We would like to clarify that the data were retrospectively collected from patients’s medical records who attended our Sleep Disorders Center. We have modified the methods section specificizing this concept. The parameters routinely recorded in our clinical practice and included in patient’s medical records are age, sex, BMI, NC, ESS, comorbidities, and smoking habits. All these variables were included in the univariate analysis and multivariate analysis. We have added the univariate analysis, as requested.
Comments 2: As mentioned in the limitations, the low sensitivity of the equation increases the risk of false positives, resulting in unnecessary HSAT. Further optimisation of the equation is needed to improve specificity, which may be related to under-representation of the sample and collection of too few parameters and needs to be validated in larger and more diverse samples.
Response 2: We agree with the reviewer that the low sensitivity of the equation increases the risk of false positives, leading to unnecessary HSAT. This limitation, as added now in the conclusions, highlights the need for further optimization of the equation to improve its specificity. We also concur that the under-representation of the sample and the limited number of collected parameters may have contributed to this limitation. Future studies will focus on validating the equation in larger and more diverse populations and exploring additional parameters to enhance its accuracy.

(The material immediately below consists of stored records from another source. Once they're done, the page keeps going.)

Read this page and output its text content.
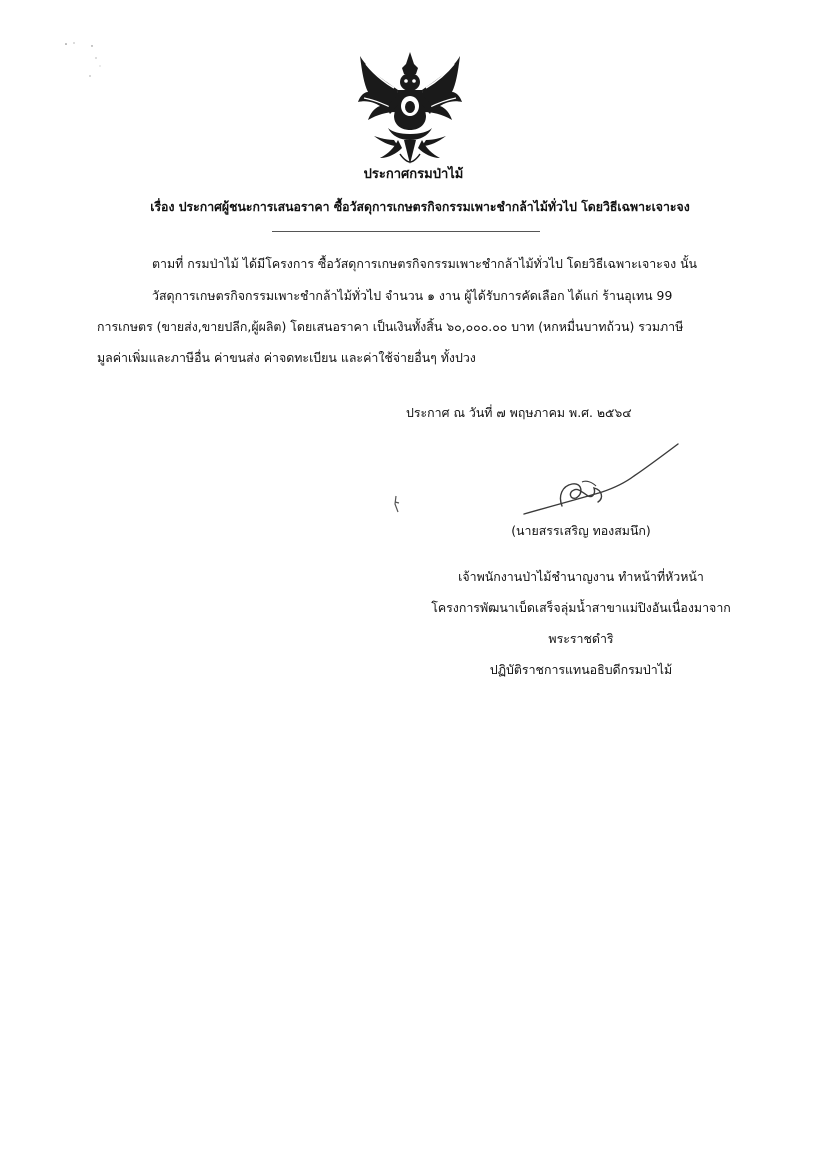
ประกาศกรมป่าไม้
เรื่อง ประกาศผู้ชนะการเสนอราคา ซื้อวัสดุการเกษตรกิจกรรมเพาะชำกล้าไม้ทั่วไป โดยวิธีเฉพาะเจาะจง
ตามที่ กรมป่าไม้ ได้มีโครงการ ซื้อวัสดุการเกษตรกิจกรรมเพาะชำกล้าไม้ทั่วไป โดยวิธีเฉพาะเจาะจง นั้น
วัสดุการเกษตรกิจกรรมเพาะชำกล้าไม้ทั่วไป จำนวน ๑ งาน ผู้ได้รับการคัดเลือก ได้แก่ ร้านอุเทน 99
การเกษตร (ขายส่ง,ขายปลีก,ผู้ผลิต) โดยเสนอราคา เป็นเงินทั้งสิ้น ๖๐,๐๐๐.๐๐ บาท (หกหมื่นบาทถ้วน) รวมภาษี
มูลค่าเพิ่มและภาษีอื่น ค่าขนส่ง ค่าจดทะเบียน และค่าใช้จ่ายอื่นๆ ทั้งปวง
ประกาศ ณ วันที่ ๗ พฤษภาคม พ.ศ. ๒๕๖๔
(นายสรรเสริญ ทองสมนึก)
เจ้าพนักงานป่าไม้ชำนาญงาน ทำหน้าที่หัวหน้า
โครงการพัฒนาเบ็ดเสร็จลุ่มน้ำสาขาแม่ปิงอันเนื่องมาจาก
พระราชดำริ
ปฏิบัติราชการแทนอธิบดีกรมป่าไม้
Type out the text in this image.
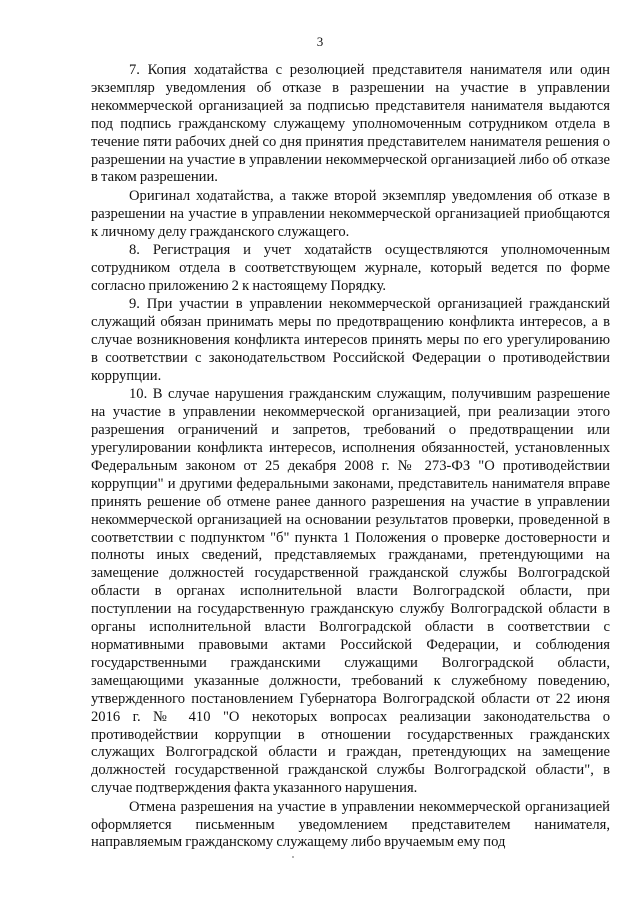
3

7. Копия ходатайства с резолюцией представителя нанимателя или один экземпляр уведомления об отказе в разрешении на участие в управлении некоммерческой организацией за подписью представителя нанимателя выдаются под подпись гражданскому служащему уполномоченным сотрудником отдела в течение пяти рабочих дней со дня принятия представителем нанимателя решения о разрешении на участие в управлении некоммерческой организацией либо об отказе в таком разрешении.

Оригинал ходатайства, а также второй экземпляр уведомления об отказе в разрешении на участие в управлении некоммерческой организацией приобщаются к личному делу гражданского служащего.

8. Регистрация и учет ходатайств осуществляются уполномоченным сотрудником отдела в соответствующем журнале, который ведется по форме согласно приложению 2 к настоящему Порядку.

9. При участии в управлении некоммерческой организацией гражданский служащий обязан принимать меры по предотвращению конфликта интересов, а в случае возникновения конфликта интересов принять меры по его урегулированию в соответствии с законодательством Российской Федерации о противодействии коррупции.

10. В случае нарушения гражданским служащим, получившим разрешение на участие в управлении некоммерческой организацией, при реализации этого разрешения ограничений и запретов, требований о предотвращении или урегулировании конфликта интересов, исполнения обязанностей, установленных Федеральным законом от 25 декабря 2008 г. № 273-ФЗ "О противодействии коррупции" и другими федеральными законами, представитель нанимателя вправе принять решение об отмене ранее данного разрешения на участие в управлении некоммерческой организацией на основании результатов проверки, проведенной в соответствии с подпунктом "б" пункта 1 Положения о проверке достоверности и полноты иных сведений, представляемых гражданами, претендующими на замещение должностей государственной гражданской службы Волгоградской области в органах исполнительной власти Волгоградской области, при поступлении на государственную гражданскую службу Волгоградской области в органы исполнительной власти Волгоградской области в соответствии с нормативными правовыми актами Российской Федерации, и соблюдения государственными гражданскими служащими Волгоградской области, замещающими указанные должности, требований к служебному поведению, утвержденного постановлением Губернатора Волгоградской области от 22 июня 2016 г. № 410 "О некоторых вопросах реализации законодательства о противодействии коррупции в отношении государственных гражданских служащих Волгоградской области и граждан, претендующих на замещение должностей государственной гражданской службы Волгоградской области", в случае подтверждения факта указанного нарушения.

Отмена разрешения на участие в управлении некоммерческой организацией оформляется письменным уведомлением представителем нанимателя, направляемым гражданскому служащему либо вручаемым ему под
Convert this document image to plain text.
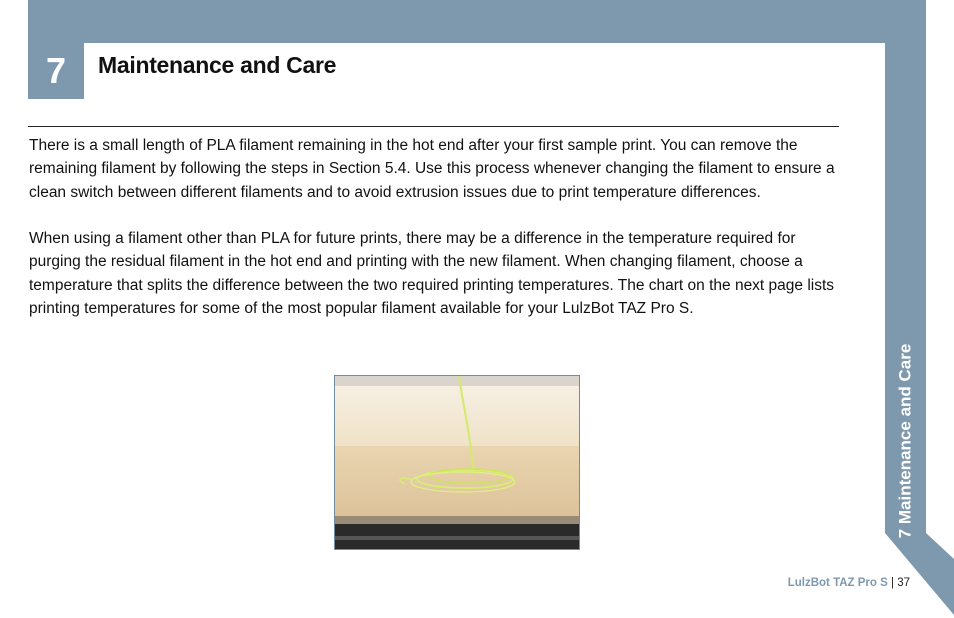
7 Maintenance and Care

There is a small length of PLA filament remaining in the hot end after your first sample print. You can remove the remaining filament by following the steps in Section 5.4. Use this process whenever changing the filament to ensure a clean switch between different filaments and to avoid extrusion issues due to print temperature differences.

When using a filament other than PLA for future prints, there may be a difference in the temperature required for purging the residual filament in the hot end and printing with the new filament. When changing filament, choose a temperature that splits the difference between the two required printing temperatures. The chart on the next page lists printing temperatures for some of the most popular filament available for your LulzBot TAZ Pro S.

7 Maintenance and Care
LulzBot TAZ Pro S | 37
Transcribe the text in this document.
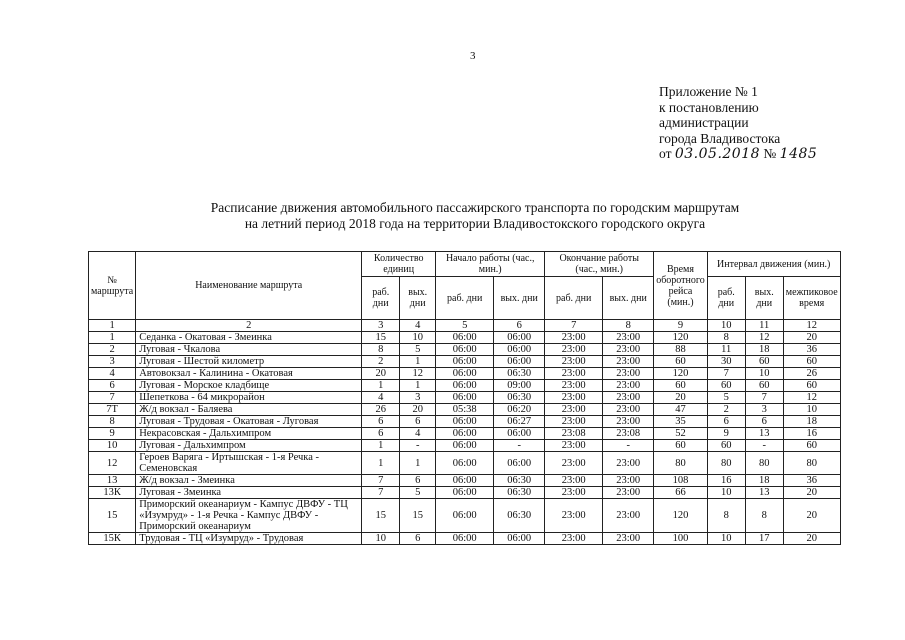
3
Приложение № 1
к постановлению
администрации
города Владивостока
от 03.05.2018 № 1485
Расписание движения автомобильного пассажирского транспорта по городским маршрутам
на летний период 2018 года на территории Владивостокского городского округа
№ маршрута	Наименование маршрута	Количество единиц		Начало работы (час., мин.)		Окончание работы (час., мин.)		Время оборотного рейса (мин.)	Интервал движения (мин.)		
		раб. дни	вых. дни	раб. дни	вых. дни	раб. дни	вых. дни		раб. дни	вых. дни	межпиковое время
1	2	3	4	5	6	7	8	9	10	11	12
1	Седанка - Окатовая - Змеинка	15	10	06:00	06:00	23:00	23:00	120	8	12	20
2	Луговая - Чкалова	8	5	06:00	06:00	23:00	23:00	88	11	18	36
3	Луговая - Шестой километр	2	1	06:00	06:00	23:00	23:00	60	30	60	60
4	Автовокзал - Калинина - Окатовая	20	12	06:00	06:30	23:00	23:00	120	7	10	26
6	Луговая - Морское кладбище	1	1	06:00	09:00	23:00	23:00	60	60	60	60
7	Шепеткова - 64 микрорайон	4	3	06:00	06:30	23:00	23:00	20	5	7	12
7Т	Ж/д вокзал - Баляева	26	20	05:38	06:20	23:00	23:00	47	2	3	10
8	Луговая - Трудовая - Окатовая - Луговая	6	6	06:00	06:27	23:00	23:00	35	6	6	18
9	Некрасовская - Дальхимпром	6	4	06:00	06:00	23:08	23:08	52	9	13	16
10	Луговая - Дальхимпром	1	-	06:00	-	23:00	-	60	60	-	60
12	Героев Варяга - Иртышская - 1-я Речка - Семеновская	1	1	06:00	06:00	23:00	23:00	80	80	80	80
13	Ж/д вокзал - Змеинка	7	6	06:00	06:30	23:00	23:00	108	16	18	36
13К	Луговая - Змеинка	7	5	06:00	06:30	23:00	23:00	66	10	13	20
15	Приморский океанариум - Кампус ДВФУ - ТЦ «Изумруд» - 1-я Речка - Кампус ДВФУ - Приморский океанариум	15	15	06:00	06:30	23:00	23:00	120	8	8	20
15К	Трудовая - ТЦ «Изумруд» - Трудовая	10	6	06:00	06:00	23:00	23:00	100	10	17	20
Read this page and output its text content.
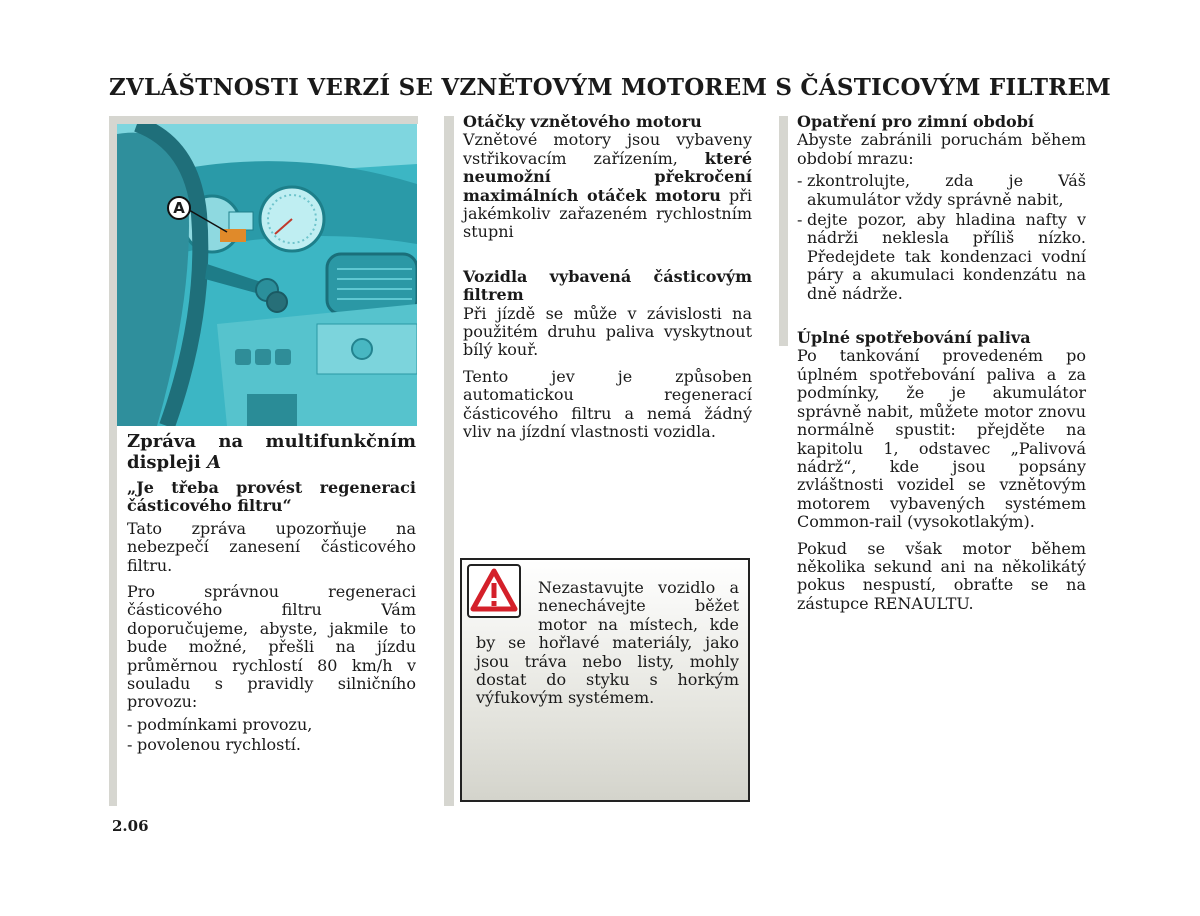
ZVLÁŠTNOSTI VERZÍ SE VZNĚTOVÝM MOTOREM S ČÁSTICOVÝM FILTREM
A

Zpráva na multifunkčním displeji A

„Je třeba provést regeneraci částicového filtru“

Tato zpráva upozorňuje na nebezpečí zanesení částicového filtru.

Pro správnou regeneraci částicového filtru Vám doporučujeme, abyste, jakmile to bude možné, přešli na jízdu průměrnou rychlostí 80 km/h v souladu s pravidly silničního provozu:

- podmínkami provozu,
- povolenou rychlostí.

Otáčky vznětového motoru

Vznětové motory jsou vybaveny vstřikovacím zařízením, které neumožní překročení maximálních otáček motoru při jakémkoliv zařazeném rychlostním stupni

Vozidla vybavená částicovým filtrem

Při jízdě se může v závislosti na použitém druhu paliva vyskytnout bílý kouř.

Tento jev je způsoben automatickou regenerací částicového filtru a nemá žádný vliv na jízdní vlastnosti vozidla.

Nezastavujte vozidlo a nenechávejte běžet motor na místech, kde by se hořlavé materiály, jako jsou tráva nebo listy, mohly dostat do styku s horkým výfukovým systémem.

Opatření pro zimní období

Abyste zabránili poruchám během období mrazu:

- zkontrolujte, zda je Váš akumulátor vždy správně nabit,
- dejte pozor, aby hladina nafty v nádrži neklesla příliš nízko. Předejdete tak kondenzaci vodní páry a akumulaci kondenzátu na dně nádrže.

Úplné spotřebování paliva

Po tankování provedeném po úplném spotřebování paliva a za podmínky, že je akumulátor správně nabit, můžete motor znovu normálně spustit: přejděte na kapitolu 1, odstavec „Palivová nádrž“, kde jsou popsány zvláštnosti vozidel se vznětovým motorem vybavených systémem Common-rail (vysokotlakým).

Pokud se však motor během několika sekund ani na několikátý pokus nespustí, obraťte se na zástupce RENAULTU.

2.06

Comments 3: In the methodology section, the authors also do not provide details on how to deal with potential confounders and interactions, which may affect the in-depth analysis and interpretation of the results.
Response 3: We confirm that we tested the assumptions of the multivariate linear regression model, including linearity (using univariate linear regression analysis and Pearson correlation), homoscedasticity (using the Breusch-Pagan test), residual normality (using the Shapiro-Wilk test), and multicollinearity [using the Variance Inflation Factor (VIF)]. Furthermore, we singularly tested for potential interactions between key variables (sex, age, BMI, ESS and NC) but no significant interactions were identified. We have added these specifications in the methods and results section.
Comments 4: As shown in Table 1, the clinical and demographic characteristics of the retrospective cohort had a mean BMI of 34 ± 9 kg/m2. This does not appear to be a BMI characteristic of the general population.
Response 4: As noted, the cohort represents a high-risk population referred to our Sleep Disorders Center by other physicians due to clinical suspicion of OSA. This selection bias explains the elevated mean BMI compared to the general population. To address this point, we have clarified in the conclusions that future studies are needed to validate the predictive equation in larger and more diverse populations, including the general population. Additionally, we have revised the study objectives by removing the term 'general' from the phrase 'general population at high risk of OSA' to avoid potential misinterpretations. These changes have been incorporated into the revised manuscript.